La France assume, deux siècles après la Déclaration des droits de l’homme et du citoyen de 1789, un héritage dont elle est fière, celui probablement dont elle est le plus fière et pour lequel elle entend toujours faire du prosélytisme et qui se résume à la défense des droits civils et politiques de l’individu, à la garantie de l’intégrité physique, au respect des droits économiques, sociaux et culturels de l’homme.

A la fin du dix-huitième siècle, face à l’intolérance, la France proposait de faire du bonheur une idée neuve en Europe. A la fin du vingtième siècle, elle n’entend pas relâcher son effort et souhaite toujours autant contribuer à l’épanouissement et à la dignité de la personne humaine: en effet, il n’y a jamais d’acquis définitif en matière de droits de l’homme. C’est là une affirmation qu’ici chacun connaît et comprend et c’est un lien très fort entre nos pays, nos peuples et leurs représentants. Voilà l’essentiel et c’est ce qui est en cause entre nous. C’est cela qui justifie l’importance et le dynamisme de votre Organisation.

Le Conseil de l’Europe, dont l’œuvre essentielle, à mes yeux, demeure la Convention européenne des Droits de l’Homme, est effectivement à la pointe de ce combat dans le monde. Il a «initié», dès 1950, cet instrument juridique multinational ouvert qui est complété par des protocoles additionnels fondamentaux. La France participe activement à ce travail: elle a ratifié la Convention pour la protection des personnes à l’égard du traitement automatisé des données à caractère personnel. Elle est totalement engagée dans la réflexion sur les techniques de procréation artificielle. De même, en 1961, le Conseil de l’Europe a, par la Charte sociale européenne, approfondi de façon importante l’édification de l’Europe des libertés en élargissant son champ d’action, de manière aussi exhaustive que possible, aux droits économiques et aux droits sociaux.

La France a ratifié la plupart des conventions – que ce soit dans le cadre du Conseil de l’Europe ou d’autres organisations internationales – et elle s’honore de les respecter.
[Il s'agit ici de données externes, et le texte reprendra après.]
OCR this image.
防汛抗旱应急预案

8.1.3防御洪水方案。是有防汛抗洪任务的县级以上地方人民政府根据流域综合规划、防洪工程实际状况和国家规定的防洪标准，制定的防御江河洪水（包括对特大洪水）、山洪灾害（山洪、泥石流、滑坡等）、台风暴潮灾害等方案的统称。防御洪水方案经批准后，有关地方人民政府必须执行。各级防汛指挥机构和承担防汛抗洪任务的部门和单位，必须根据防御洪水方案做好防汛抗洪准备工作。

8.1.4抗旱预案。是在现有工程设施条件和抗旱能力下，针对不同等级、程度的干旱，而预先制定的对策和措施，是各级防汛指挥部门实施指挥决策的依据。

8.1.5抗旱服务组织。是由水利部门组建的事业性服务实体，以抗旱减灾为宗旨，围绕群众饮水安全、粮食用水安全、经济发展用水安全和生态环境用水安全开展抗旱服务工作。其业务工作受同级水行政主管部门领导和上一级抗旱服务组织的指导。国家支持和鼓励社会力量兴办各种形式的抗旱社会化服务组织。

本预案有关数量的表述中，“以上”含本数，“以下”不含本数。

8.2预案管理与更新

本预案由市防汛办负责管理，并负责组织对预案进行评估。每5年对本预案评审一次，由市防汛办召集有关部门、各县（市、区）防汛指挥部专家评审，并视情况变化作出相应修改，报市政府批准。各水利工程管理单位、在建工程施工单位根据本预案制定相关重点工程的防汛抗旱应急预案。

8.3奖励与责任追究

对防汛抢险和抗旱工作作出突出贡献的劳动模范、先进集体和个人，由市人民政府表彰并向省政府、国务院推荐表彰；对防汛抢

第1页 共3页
Elle a reconnu le droit de recours individuel devant la Commission européenne des Droits de l’Homme.

Elle espère que le Conseil de l’Europe, fidèle à sa vocation et à sa tradition, obtiendra que tous les Etats membres signent la Convention européenne pour la prévention de la torture et des peines ou traitements inhumains ou dégradants.

Pour sa part, la France y est favorable.

La France travaille activement dans les enceintes chargées de réfléchir à une meilleure coordination juridique et judiciaire entre les Etats membres, en vue de parvenir à une harmonisation des législations nationales et à la mise au point de nouveaux instruments juridiques internationaux.

Le rôle joué par le Conseil de l’Europe, par votre Assemblée en particulier, est à cet égard, exemplaire et irremplaçable. Je souhaite qu’il s’amplifie.

Vous pouvez compter sur l’aide et l’appui de la France qui ne ménagera ni ses efforts ni son imagination pour faire progresser les travaux en cours. Je pense notamment à la procédure pénale, à la piraterie dans le domaine des droits d’auteur, à la migration illégale et à la reconnaissance réciproque des jugements répressifs.

En matière de droits de l’homme, les symboles ont souvent une portée plus grande que les textes contraignants. En 1989, le Conseil de l’Europe fêtera son 40e anniversaire et la France fêtera le bicentenaire de la Déclaration des droits de l’homme et du citoyen. Cette heureuse coïncidence doit être une occasion unique de célébrer les droits de l’homme grâce à l’inauguration d’un nouveau et prestigieux bâtiment des droits de l’homme du Conseil de l’Europe. Le Gouvernement français a annoncé qu’il ferait un effort financier exceptionnel. Je m’en suis entretenu avec votre Président et votre Secrétaire Général. La ville de Strasbourg, c’est un peu sa vocation et son honneur, offre gratuitement le terrain. J’ai donné, pour ce qui concerne le Gouvernement français, des instructions à mes services pour que les choses aillent très vite de façon que les délais soient respectés.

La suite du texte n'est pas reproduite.